Чащин. Потеряв надежду завоевать этот мир, вы попытались его изменить к лучшему. Держу пари, что вы стали снимать фильмы о доброте, о чуткости, о любви к ближним. Исчезла дерзость, зато проявилось гражданское самосознание.
Режиссер. Что же в этом плохого?
Чащин. Плохого ничего. Только и здесь вы ничего не добились.
Режиссер. Отчего же?
Чащин. Оттого, что ваше кино, в сущности, ничего не меняет. Вы поняли, что дурак останется дураком, подлец – подлецом, а искусство,
даже самое высокое, бессильно перед злом. Это открытие настолько вас ужаснуло, что вы погрузились в пучину пьянства. Зато прозрели. У вас спала пелена с глаз. Продолжать?
Режиссер. Продолжайте.
Чащин. Так и вижу ваши попойки в компании себе подобных творческих индивидуумов. Так и слышу ваши слюнявые разговоры…
Режиссер. Ну а дальше?
Чащин. А дальше вы поняли, что ваша жизнь проиграна. Что вы не только ничего не можете изменить в этом мире, но и даже в судьбе своих близких.
Режиссер. Допустим. И снова пучина пьянства?
Чащин. Нет, зачем. Вы продолжали снимать свое кино с упорством носорога, но, уже не помышляя ни о чем. А относились к нему как к хлебу насущному, как к ремеслу.
Режиссер. И все?
Он наливает себе в стакан водки, подносит к губам, но не пьет, медлит.
Чащин. Нет, не все. После известных событий вы лишились и этого.
Режиссер. Хлеба насущного?
Чащин. Свободы выбора. И стали работать на заказ. Вам пришлось снимать картины про проституток, воров и прочий деклассированный элемент. Внутренне вы были к этому готовы, поскольку сами уже давно стали таким же продажным элементом…

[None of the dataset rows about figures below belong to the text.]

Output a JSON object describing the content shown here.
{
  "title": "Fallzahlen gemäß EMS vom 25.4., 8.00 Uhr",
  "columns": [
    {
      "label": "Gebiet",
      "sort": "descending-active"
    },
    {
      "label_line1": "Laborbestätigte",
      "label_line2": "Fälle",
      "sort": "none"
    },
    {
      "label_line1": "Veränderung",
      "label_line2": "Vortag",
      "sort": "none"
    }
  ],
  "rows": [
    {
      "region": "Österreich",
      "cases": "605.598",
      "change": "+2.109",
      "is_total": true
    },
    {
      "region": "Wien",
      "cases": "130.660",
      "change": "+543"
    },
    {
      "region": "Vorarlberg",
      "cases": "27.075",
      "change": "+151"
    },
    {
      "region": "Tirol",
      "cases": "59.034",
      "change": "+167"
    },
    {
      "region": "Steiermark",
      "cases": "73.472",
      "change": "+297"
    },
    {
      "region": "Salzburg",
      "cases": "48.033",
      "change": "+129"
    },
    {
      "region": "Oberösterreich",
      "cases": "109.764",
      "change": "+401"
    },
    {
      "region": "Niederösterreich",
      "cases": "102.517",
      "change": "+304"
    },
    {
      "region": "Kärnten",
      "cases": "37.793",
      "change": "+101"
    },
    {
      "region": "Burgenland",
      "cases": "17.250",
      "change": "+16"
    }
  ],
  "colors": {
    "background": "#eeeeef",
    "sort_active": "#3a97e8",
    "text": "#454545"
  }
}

Режиссер выплескивает в лицо инструктора содержимое своего стакана. Чащин закрывает лицо ладонями, резко опускает голову и мотает ей из стороны в сторону. Режиссер молча наблюдает за ним. Он спокоен. Лишь выражение его лица исказила гримаса брезгливости. Наконец, инструктор отнимает от лица ладони, встряхивает головой, пытается проморгаться. Режиссер достает из кармана платок, небрежно протягивает Чащину. Инструктор берет платок, подносит к глазам, но не трет их, а лишь слегка промокает платком. Затем отстраняет платок и с ухмылкой смотрит на режиссера.
Чащин. Вас, похоже, толком никогда не критиковали, и даже не замечали. Вот до чего вы бездарны!
Режиссер отводит взгляд от Чащина, задумчиво смотрит на край стола, его взгляд становится отстраненным. Он медленно поднимается и направляется к лестнице. Инструктор комкает в руке платок и нервно швыряет ему в след.
Чащин. Старая сволочь. Гипертрофированный неудачник!
Режиссер не обращает внимания на эти слова, поднимаясь по ступенькам лестницы. Он ступает медленно, тяжело, словно для него это какой-то сложный и мучительный подъем. Чащин, учащенно моргая, глядит перед собой, в сторону камина. Едва за режиссером закрывается дверь в его номере, как входит Саша. Чащин с удивлением смотрит на него. Саша стоит, прислонившись к косяку.
Чащин. Ты откуда?
Саша. Жил.… Приютили добрые люди.
Чащин. Полина уехала.
Саша. Я знаю.
Чащин. Знаешь?
Саша. Видел, как она садилась в машину.
Чащин. Ну, знаешь, значит, знаешь
Саша. Пойду, соберу чемодан. Мне здесь делать больше нечего.
Чащин. И не забудь сдать ключи.
Саша поднимается по лестнице наверх, останавливается и смотрит на Чащина.
Саша. Кто вас обидел?
Чащин. С чего ты взял?
Саша. А чего ревете?
Чащин. Жаль с тобой расставаться.
Саша. А-а…
Чащин. Эх, парень. Не в ту воронку ты гранату кинул. Ошибся комнатой. Надо было не Полину гасить…
Саша. Что?
Чащин. Ничего.
Саша, пожав плечами, направляется к себе в номер и вскоре исчезает в конце коридора. Чащин сидит несколько секунд неподвижно, вновь берет в руку брелок с ключом, смотрит на него, затем резко сжимает руку, ложит ключ на стол, встает, подходит к бару, включает приемник. Из динамиков звучит романс «Голубка моя». Он усмехается,
возвращается к столу, садится и наливает в стакан рома.
Чащин. Ну вот, еще бы гаванскую сигару и был бы полный комплект.